April 29, 2017 - 5:21pm EST by
2017 2018
Price: 2.80 EPS 0 0
Shares Out. (in M): 3 P/E 0 0
Market Cap (in $M): 8 P/FCF 0 0
Net Debt (in $M): -7 EBIT 0 0
TEV ($): 0 TEV/EBIT 0 0

Sign up for free guest access to view investment idea with a 45 days delay.

  • Personal Account Idea
  • NOLs
  • Steel Partners


This is a very tiny one, so suitable only for PAs. However, this type of situation has been a very consistent way to make a bit of money, so it's worth a writeup.

iGO is one of Steel Partners's (SPLP) NOL shells. Steel Partners has been written up on VIC before. It's Warren Lichtenstein's holding company, a hedge fund that backed into being a public holding company. Their investing record is a bit mixed, but they are very aggressive about not paying taxes, and they have been successful with that so far. The investing record is irrelevant here anyway, since if it plays out, shareholders will be taken out at a premium.

Here is the way the game works: Right now, tax law (sec. 382) allows NOLs to be carried forward unimpaired as long as an owner doesn't change ownership by more than 50 percentage points within a 3 year testing period. (It's actually a little more complicated than that, but that is the only important thing to know for this maneuver).

Here's how Steel plays the game:

1. Identify a failed, publicly traded company that has accumulated a ton of tax losses and has no real value besides the remaining cash on the balance sheet.

2. Tender for slightly less than half of the shares outstanding at a small premium to cash. This leaves a publicly traded stub.

3. Sell off any remaining assets and businesses, leaving just a pile of cash.

4. Wait three years, so the clock resets.

5. Initiate another transaction or set of transactions whereby Steel downstreams a valuable business into the shell, or acquires a valuable business, and increases ownership to over 90%. Note that they can put a very large business into the shell in this stage - they can trade an operating business for like 90%+ of the stock, and still increase ownership by less than 50 percentage points because they already owned something like 48% before the transaction. They can supplement common stock with preferred stock and debt so that they can get a business of virtually any size in there.

6. Do a final transaction to delist the stock and take out non-insider shareholders.
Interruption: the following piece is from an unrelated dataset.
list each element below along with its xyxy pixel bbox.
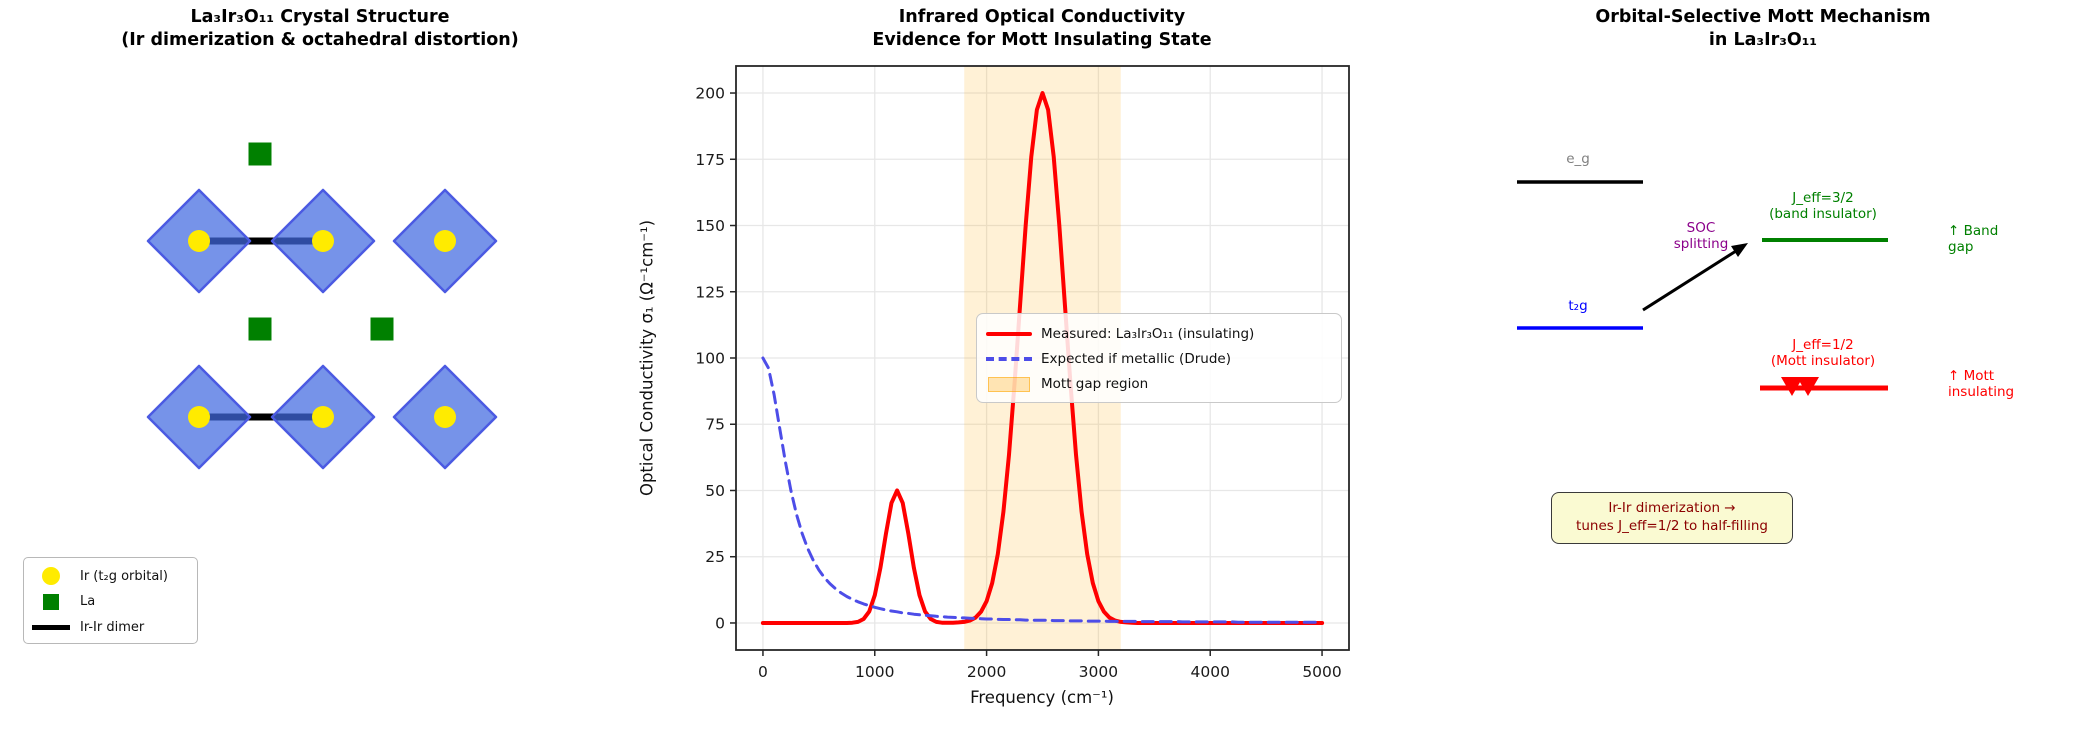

They can't own 100% of the stock because that would trip 382 (unless they've already waited 3 years since the last transcation), but as long as they have some insiders who are willing to hold restricted stock, they can get rid of the public listing.

They've played this game with CoSine (which I wrote up a couple of years ago), DGT, and a couple of other shells I can't remember the names of right now. CoSine went from $2 to being taken out for $4.40 within a year or two. The publicly traded stub is so miniscule in all of these transactions, they seem to be willing to pay a reasonable price to take out stub shareholders to avoid any hassle.

iGo has about $7.5 million in cash and liquid assets, and federal NOLs of over $180 million (so about $70 million of theoretical value, albeit less if the Trumpster gets his way with the corporate tax rate). There are 2.9 million shares outstanding.

Steel Excel (SXCL) tendered for 1.3 million shares of iGo in August 2013, for $3.95 per share. They did a forward/reverse split for $3.35 in July 2014, to clean up some of the smaller shareholders.

The stock trades at $2.80 today, and there is about $2.50 a share of cash on the balance sheet. The big asset is the NOL, which can now be accessed since the 3 year waiting period was up by August 2016. The public stub is only 1.6 million shares, or about $4.5 million, and I expect they will have to allow allow a few million dollars of value from the NOL leak into the public stub to make sure they can tap the NOL in a timely and efficient manner. Steel has never been particularly generous with the public stubs, and they won't be here, but the potential nuisance cost from lawsuits or delays in transactions is well worth avoiding when there's so much at stake.

SPLP has about $800 million in assets and that will grow by a couple of hundred million, as they recently tendered for the public stubs in Handy and Harman (HNH) and Steel Excel, which are two of their larger subsidiaries. HNH recently ran out of NOLs and should do well over $60 million a year in pretax income and would be a good match for iGo's $180 million in tax assets. Once they own 100% of both SXCL and HNH, which they will shortly, they can set up a transaction where iGo "buys" HNH from Steel for newly issued iGo stock and preferred stock or debt. HNH will avoid taxes for the next 3 years and Steel will still own virtually all of HNH by virtue of the ownership of nearly all of iGo post transaction. They did this with CoSine and WebFinancial recently - you can see that as a case study.







I do not hold a position with the issuer such as employment, directorship, or consultancy.
I and/or others I advise do not hold a material investment in the issuer's securities.


Steel closes its acquisition of HNH and downstreams it to iGo; alternatively, Steel downstreams other assets to iGo.